As Wright reveals in this gripping narrative, the hazards of Antarctic terrain and weather were as daunting for twenty-first century pioneers as they were for Norway’s Roald Amundsen or for England’s Robert Falcon Scott when they raced to be first to the South Pole in 1911–1912. Wright and his team faced deadly hidden crevasses, vast snow swamps, the Transantarctic Mountains, badlands of weird wind-sculpted ice, and the high Polar Plateau.

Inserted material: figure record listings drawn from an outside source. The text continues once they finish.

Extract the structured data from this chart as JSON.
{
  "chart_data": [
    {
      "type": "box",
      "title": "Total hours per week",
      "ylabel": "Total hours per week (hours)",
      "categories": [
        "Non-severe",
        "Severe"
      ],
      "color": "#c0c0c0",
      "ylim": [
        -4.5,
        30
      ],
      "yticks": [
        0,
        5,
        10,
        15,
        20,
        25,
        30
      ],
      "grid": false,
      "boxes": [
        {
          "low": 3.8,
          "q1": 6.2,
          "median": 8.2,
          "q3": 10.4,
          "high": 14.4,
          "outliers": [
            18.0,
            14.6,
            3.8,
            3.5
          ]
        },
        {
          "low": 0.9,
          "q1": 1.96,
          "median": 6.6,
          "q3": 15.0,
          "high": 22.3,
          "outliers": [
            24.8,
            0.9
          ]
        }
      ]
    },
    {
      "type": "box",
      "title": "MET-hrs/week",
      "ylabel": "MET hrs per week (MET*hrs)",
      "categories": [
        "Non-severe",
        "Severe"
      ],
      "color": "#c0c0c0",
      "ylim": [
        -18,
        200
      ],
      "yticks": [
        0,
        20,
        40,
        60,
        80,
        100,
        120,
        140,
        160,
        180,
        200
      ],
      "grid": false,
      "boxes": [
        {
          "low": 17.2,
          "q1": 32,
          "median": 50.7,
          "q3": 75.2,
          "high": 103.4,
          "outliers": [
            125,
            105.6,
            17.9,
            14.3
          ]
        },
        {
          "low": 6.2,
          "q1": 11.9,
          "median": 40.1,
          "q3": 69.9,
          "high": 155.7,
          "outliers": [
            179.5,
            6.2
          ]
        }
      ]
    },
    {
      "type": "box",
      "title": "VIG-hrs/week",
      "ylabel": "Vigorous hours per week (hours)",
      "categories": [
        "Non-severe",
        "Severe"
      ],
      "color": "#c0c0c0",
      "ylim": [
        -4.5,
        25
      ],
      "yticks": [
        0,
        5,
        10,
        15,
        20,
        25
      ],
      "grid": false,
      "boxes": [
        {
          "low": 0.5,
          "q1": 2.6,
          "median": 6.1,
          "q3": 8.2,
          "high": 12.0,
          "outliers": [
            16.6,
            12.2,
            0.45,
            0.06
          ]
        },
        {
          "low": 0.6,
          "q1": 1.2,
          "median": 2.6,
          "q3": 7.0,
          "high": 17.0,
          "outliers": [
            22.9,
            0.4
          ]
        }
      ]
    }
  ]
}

Blazing Ice will appeal to Antarctic lovers, adventure readers of all stripes, conservationists, and scientists grappling with the conjunction of institutional culture and their fieldwork.

Editorial Reviews

Review

Blazing Ice is a tale of great accomplishment, and John Wright tells it well. He and his team faced danger, yet succeeded in their effort, not with stupid heroics or grandstanding, but with meticulous planning and step-by-step refinement of equipment, technique, and psychology. They drew on true courage, whose hallmark is a clear understanding of the danger, and a determination to accomplish the mission anyway.”–Tom Sawyer, senior editor, Engineering News-Record

“John Wright and his team’s mission raised the challenge of reaching the South Pole to a huge scale, well beyond that of past explorers. Wright’s rare combination of strong will and steady focus, coupled with his background in the science of geology, provides a near-perfect perspective from which to tell this story. To that mix, add humor, irony, and insight.”–Ted Scambos, lead scientist, National Snow and Ice Data Center, University of Colorado, and Antarctic field glaciologist

“Nowhere in Antarctic literature is there another piece of exploration writing like Blazing Ice. It’s a firsthand account of a remarkable modern achievement but also a beautiful and profound meditation on the often disastrous conjunction of institutional culture with fieldwork. Everyone who plans to work in places wild and woolly should sit up and take notice.”–William Fox, Antarctic veteran and author of Terra Antarctica

“The day the traverse team arrived, the entire South Pole Station population anxiously scanned the horizon. A big U.S. flag flew above their lead tractor. They had just proved a route never before traveled, a monumental benchmark in Polar history. In Blazing Ice, Wright tells the story of this historic achievement with the same attention to detail that he applied to the project. His tale is laced with earthy humor that puts the reader right there in his crew.”–Jerry W. Marty, NSF Representative South Pole Station (retired), Office of Polar Programs, National Science Foundation

“There are a number of success stories in the history of the United States involvement in Antarctic research and logistics, and this is certainly one of them worth telling. . . . The word ‘Pioneering’ in the subtitle of the book is meaningful, for there are few pioneering feats remaining in Antarctica. This book will appeal to anyone with Antarctic experience as well as a general audience, the key attraction being that of adventure and an example of the concept of an idea that evolved into a major success.”–John Slpettstoesser, Polar Times

About the Author

John H. Wright served as the U.S. Antarctic Program explosives engineer for five years and later headed the South Pole Traverse Proof-of-Concept project. He has published authoritative engineering articles and presented papers at numerous scientific conferences. He lives in Silverton, Colorado.